Millions of people go to work each day, stare at a computer screen for 8 or more hours, and then go home. They do this for years whilst hungering to tier up in the office hierarchy, failing to realize they’ve missed life—my biggest fear.
A few years ago, my mom said, “I wish I could have spent more time with you instead of working so much.”
My parents worked over 40 hours every week for most of my childhood. Usually I would wake up right as they had a foot out the door and go to bed hearing the same door creak open. They provided me with all the toys, video games, food, and love I could have ever wanted.
I’m grateful for what they gave me, but I don’t want that life. I don’t want to work so much that I miss my child’s life only to realize they’re all grown up.
I want my kids to be the ones on the playground complaining “UGH! My dad is always home. He keeps wanting to hang out with us!” instead of joining the chorus of children saying, “I wish I could play with my dad more.”
I know entrepreneurship is the answer. Hitting the grind intensely for a few years so I can escape 40-hour work weeks sounds beautiful. Some people hear “Entrepreneur” and they think of a money hungry businessperson.

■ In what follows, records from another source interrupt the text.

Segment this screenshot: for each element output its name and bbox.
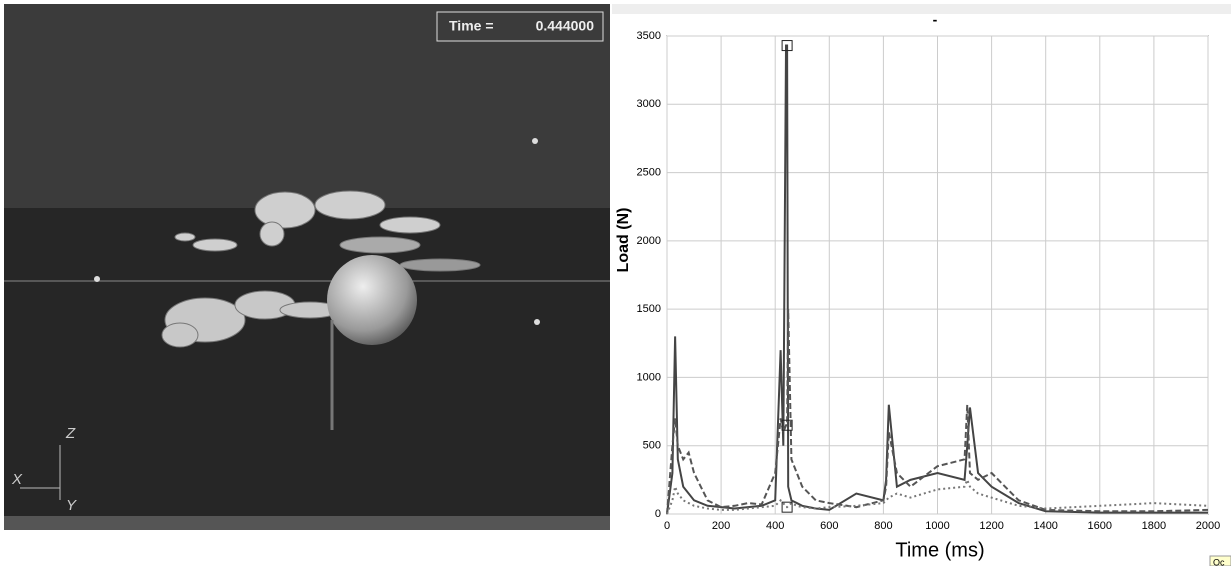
x-tick-label: 1200 — [979, 520, 1003, 532]
marker — [781, 501, 793, 513]
axis-x: X — [11, 471, 23, 488]
chart-header-strip — [612, 4, 1231, 14]
axis-z: Z — [65, 425, 76, 442]
floor — [4, 208, 610, 516]
y-axis-label: Load (N) — [615, 208, 632, 273]
marker — [781, 419, 793, 431]
y-tick-label: 3000 — [637, 98, 661, 110]
series-line — [666, 309, 1209, 515]
series-line — [666, 44, 1208, 515]
axis-triad — [20, 445, 61, 500]
series-line — [666, 477, 1209, 515]
tooltip: Oc — [1213, 557, 1225, 566]
x-tick-label: 2000 — [1196, 520, 1220, 532]
y-tick-label: 2500 — [637, 166, 661, 178]
x-tick-label: 1000 — [925, 520, 949, 532]
y-tick-label: 500 — [643, 440, 661, 452]
chart-title: - — [933, 12, 938, 28]
sky — [4, 4, 610, 208]
x-tick-label: 200 — [712, 520, 730, 532]
point — [532, 138, 538, 144]
dummy-lower — [161, 290, 341, 348]
point — [94, 276, 100, 282]
x-tick-label: 600 — [820, 520, 838, 532]
y-tick-label: 0 — [655, 508, 661, 520]
time-label: Time = — [449, 18, 494, 34]
status-strip — [4, 516, 610, 530]
x-tick-label: 400 — [766, 520, 784, 532]
time-value: 0.444000 — [536, 18, 595, 34]
viewport: Time = 0.444000 Z X Y — [4, 4, 610, 530]
point — [534, 319, 540, 325]
marker — [781, 40, 793, 52]
y-tick-label: 1000 — [637, 371, 661, 383]
impactor-sphere — [327, 255, 417, 345]
x-tick-label: 0 — [664, 520, 670, 532]
y-tick-label: 2000 — [637, 235, 661, 247]
x-tick-label: 1800 — [1142, 520, 1166, 532]
x-tick-label: 1400 — [1033, 520, 1057, 532]
x-axis-label: Time (ms) — [895, 539, 984, 561]
tooltip-box — [1209, 555, 1231, 566]
axis-y: Y — [66, 497, 77, 514]
x-tick-label: 800 — [874, 520, 892, 532]
x-tick-label: 1600 — [1088, 520, 1112, 532]
dummy-upper — [174, 190, 481, 272]
time-box — [436, 11, 604, 42]
y-tick-label: 3500 — [637, 30, 661, 42]
y-tick-label: 1500 — [637, 303, 661, 315]
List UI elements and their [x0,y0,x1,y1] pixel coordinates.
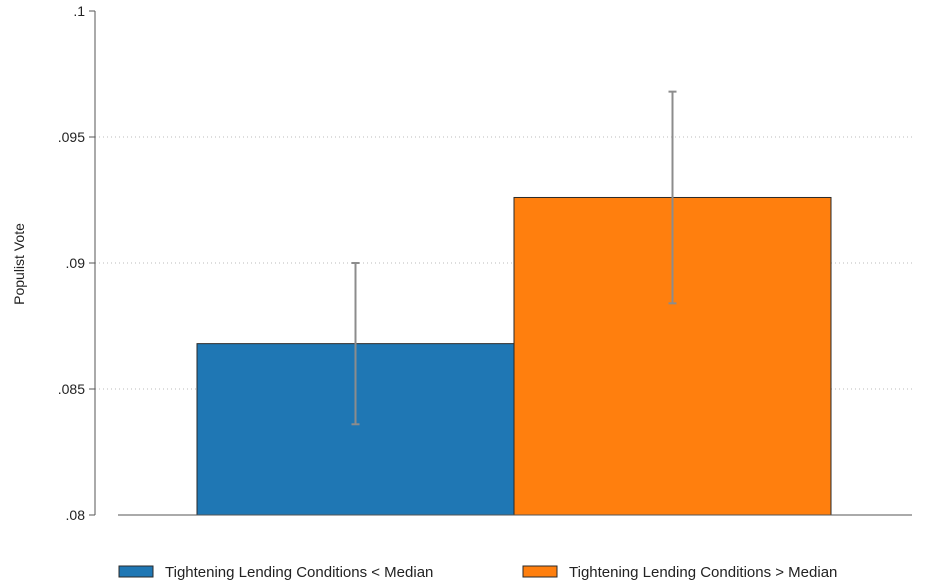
legend-label: Tightening Lending Conditions < Median [165,564,433,581]
legend-swatch [522,565,558,578]
y-tick-label: .09 [66,255,86,271]
error-bars [351,90,677,426]
legend-label: Tightening Lending Conditions > Median [569,564,837,581]
y-axis: .08 .085 .09 .095 .1 [58,3,96,523]
legend-swatch [118,565,154,578]
y-tick-label: .085 [58,381,85,397]
y-axis-title: Populist Vote [11,223,27,305]
bars [196,196,832,516]
y-tick-label: .08 [66,507,86,523]
legend: Tightening Lending Conditions < Median Ti… [118,564,837,581]
y-tick-label: .095 [58,129,85,145]
y-tick-label: .1 [73,3,85,19]
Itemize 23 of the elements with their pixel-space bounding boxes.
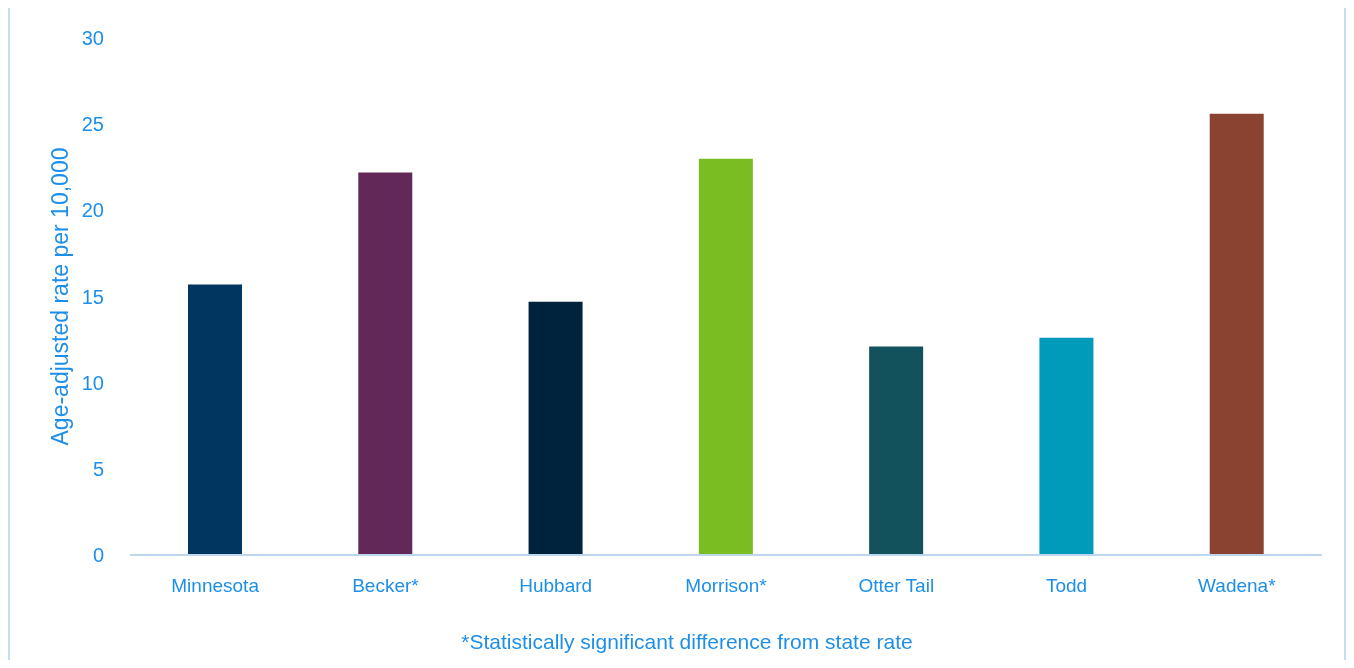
y-tick-label: 25 — [81, 113, 104, 136]
x-tick-label: Becker* — [352, 575, 420, 597]
x-tick-label: Wadena* — [1198, 575, 1277, 597]
text: *Statistically significant difference from state rate — [460, 630, 914, 654]
y-tick-label: 5 — [92, 457, 104, 480]
bar — [1209, 113, 1264, 555]
bar — [698, 158, 753, 555]
y-tick-label: 20 — [81, 199, 104, 222]
bar — [1039, 337, 1094, 555]
x-tick-label: Morrison* — [685, 575, 768, 597]
y-tick-label: 0 — [92, 544, 104, 567]
x-tick-label: Todd — [1045, 575, 1088, 597]
x-tick-label: Otter Tail — [858, 575, 935, 597]
x-tick-label: Hubbard — [519, 575, 593, 597]
x-tick-label: Minnesota — [171, 575, 260, 597]
y-tick-label: 30 — [81, 27, 104, 50]
y-tick-label: 10 — [81, 371, 104, 394]
bar — [528, 301, 583, 555]
y-tick-label: 15 — [81, 285, 104, 308]
y-axis-title: Age-adjusted rate per 10,000 — [47, 147, 74, 446]
bar — [188, 284, 242, 555]
bar — [358, 172, 413, 555]
bar — [869, 346, 924, 555]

Entrepreneurship is not about money. It’s about helping people. It begins by helping yourself get into a better mindset, then helping yourself become financially independent, and finally using your time to benefit those you love. It’s about being the architect of your life and resisting complacency.
It’s easy and safe to work a job, get a paycheck, and hustle for the next promotion. Just remember that an extra hour of work here and there compounds quickly, you miss moments, and before you know it 10 years will have passed. You’ll still be at the same company wondering what happened.